NEW YORK, April 12 (Reuters) - More bad news for the middle class: When the economy recovers, jobs in the middle won’t. That is the conclusion of an important new study that connects a long-term trend in the labor market with the business cycle of recession and rebound.
Nir Jaimovich, an economist at Duke University, and Henry E. Siu, an economist at the University of British Columbia, take as their starting point one of the most important continuing changes in Western developed societies. That shift is what economists, most notably David Autor of the Massachusetts Institute of Technology, have called the “polarization” of the job market. Maarten Goos and Alan Manning, extending the research to Britain, have more colorfully dubbed it the dual rise of ‘”lousy and lovely” jobs.
Their point is that, thanks to technology, more and more “routine” tasks can be done by machines. The most familiar example is the increasing automation of manufacturing. But machines can now do “routine” white-collar jobs, too - things like the work that used to be performed by travel agents and much of the legal “discovery” that was done by relatively well-paid associates with expensive law degrees.
The jobs that are left are the “lovely” ones, at the top of the income distribution - white-collar jobs that cannot be done by machines, like designing computer software or structuring complex financial transactions. A lot of “lousy” jobs are not affected by the technology revolution, either - nonroutine, manual tasks like collecting the garbage or peeling and chopping onions in a restaurant kitchen.
An extensive body of economic research has shown that job polarization is happening throughout the Western developed world. It accounts for many of the social and political strains we have experienced over the past three decades, particularly the increasing divide between the people at the top and at the bottom of the economic heap, and the disappearance of those in the middle who were once both the compass and the backbone of our societies.
What’s new about Jaimovich and Siu’s work is that they have found that job polarization isn’t a slow, evolutionary process. Instead, it happens in short, sharp bursts. The middle-class frog isn’t being gradually boiled; it is being periodically grilled at a very high heat. Those spurts of change are economic downturns: Jaimovich and Siu have found that in the United States since the mid-1980s, 92 percent of job loss in middle-skill occupations has happened within 12 months of a recession.

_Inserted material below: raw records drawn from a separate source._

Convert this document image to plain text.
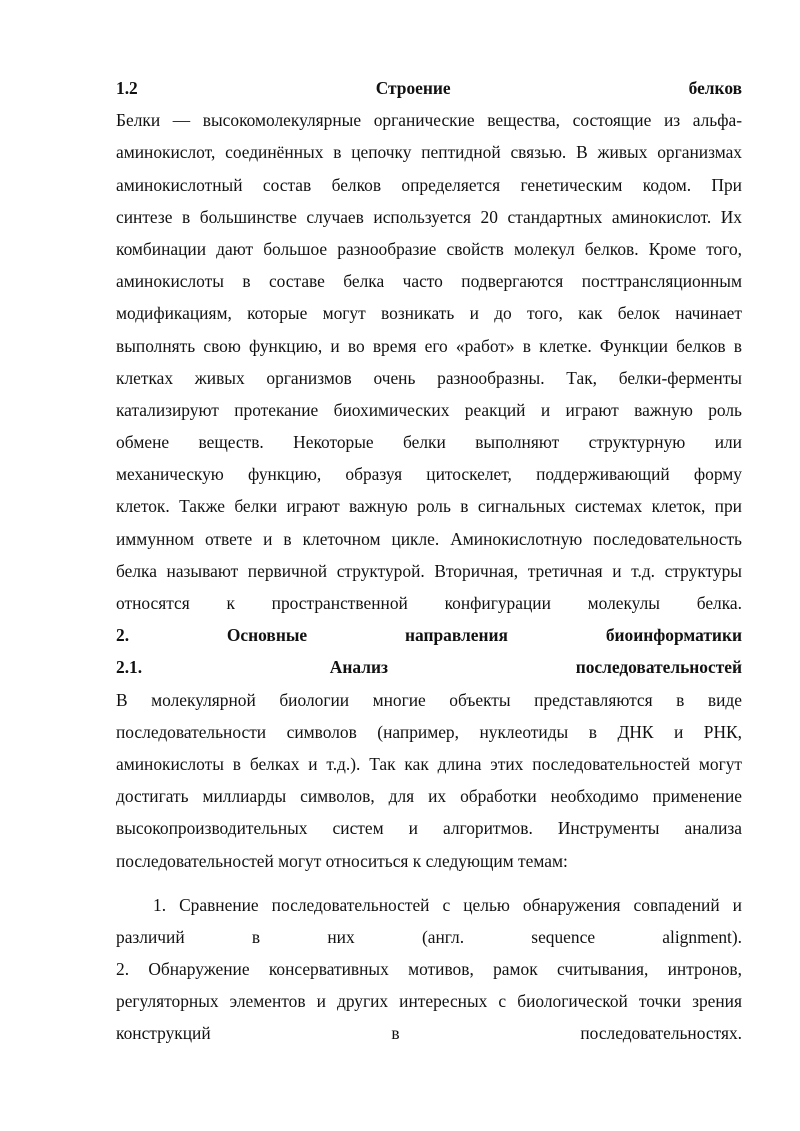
1.2 Строение белков
Белки — высокомолекулярные органические вещества, состоящие из альфа-
аминокислот, соединённых в цепочку пептидной связью. В живых организмах
аминокислотный состав белков определяется генетическим кодом. При
синтезе в большинстве случаев используется 20 стандартных аминокислот. Их
комбинации дают большое разнообразие свойств молекул белков. Кроме того,
аминокислоты в составе белка часто подвергаются посттрансляционным
модификациям, которые могут возникать и до того, как белок начинает
выполнять свою функцию, и во время его «работ» в клетке. Функции белков в
клетках живых организмов очень разнообразны. Так, белки-ферменты
катализируют протекание биохимических реакций и играют важную роль
обмене веществ. Некоторые белки выполняют структурную или
механическую функцию, образуя цитоскелет, поддерживающий форму
клеток. Также белки играют важную роль в сигнальных системах клеток, при
иммунном ответе и в клеточном цикле. Аминокислотную последовательность
белка называют первичной структурой. Вторичная, третичная и т.д. структуры
относятся к пространственной конфигурации молекулы белка.
2. Основные направления биоинформатики
2.1. Анализ последовательностей
В молекулярной биологии многие объекты представляются в виде
последовательности символов (например, нуклеотиды в ДНК и РНК,
аминокислоты в белках и т.д.). Так как длина этих последовательностей могут
достигать миллиарды символов, для их обработки необходимо применение
высокопроизводительных систем и алгоритмов. Инструменты анализа
последовательностей могут относиться к следующим темам:
1. Сравнение последовательностей с целью обнаружения совпадений и
различий в них (англ. sequence alignment).
2. Обнаружение консервативных мотивов, рамок считывания, интронов,
регуляторных элементов и других интересных с биологической точки зрения
конструкций в последовательностях.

“We think of recessions as temporary, but they lead to these permanent changes,” Siu told me. “The big puzzle about business cycles is, why have we had these jobless recoveries over the past three recessions? These jobless recoveries are because you have these middle-skilled jobs that are being wiped off the table.”
Economists are often in the business of collecting empirical evidence of the trends many of us civilians have long experienced in our daily lives. That turned out to be the case when Siu shared his research findings with his family.
“I told my father-in-law, who used to be an executive in the oil industry,” Siu said. “He said: ‘That is exactly what happened. Every vice president had a secretary, then they fired them during the recession. But after the recession we had to pair up, and two vice presidents had to share one secretary.’”
Another example may have been hinted at in the March U.S. jobs report. Those figures showed a decline of 34,000 jobs in the retail sector despite recent improvements in store sales. Some economists attributed that apparent mismatch to the power of technology, in this case e-commerce.
“That is certainly in line with our findings,” Siu said. “Salespeople are one of the prime examples of routine jobs.”
The Jaimovich-Siu paper concludes that “jobless recoveries are evident in only the three most recent recessions, and they are due entirely to jobless recoveries in routine occupations. In this group, employment never recovers beyond its trough level, nor does it come anywhere close to its pre-recession peak.”
This is, Siu told me, “a stark finding.” David E. Altig, the research director at the U.S. Federal Reserve Bank of Atlanta, who has written a blog post about the paper, echoed that view. “One of the things you certainly note is that this is the mother of all jobless recoveries,” he told me.
Siu urged me not to be too gloomy. “In the broad sweep of history, technology is good,” he reminded me. “We’ve been wrestling with this for 200 years. Remember the Luddites.”
That is an important point. All of us, even the hollowed-out middle class, would be much worse off if the Luddites had won the day and the Industrial Revolution, whose latest wave is the past three and a half decades of technological change, had never taken hold.
But it is also true that every seismic shift, including the current one, has winners and losers. And for the losers, adapting to today’s world of lousy and lovely jobs may be even harder than it was for the artisans of the Luddite era to thrive in the Machine Age.
“What might be different today is two factors,” Siu told me. “The pace of technological change is so much faster, and we live in such a complex society, that it is harder than ever to switch to a new occupation.”
All of us are awaiting an economic recovery. We should be braced for one that offers scant comfort to the middle class.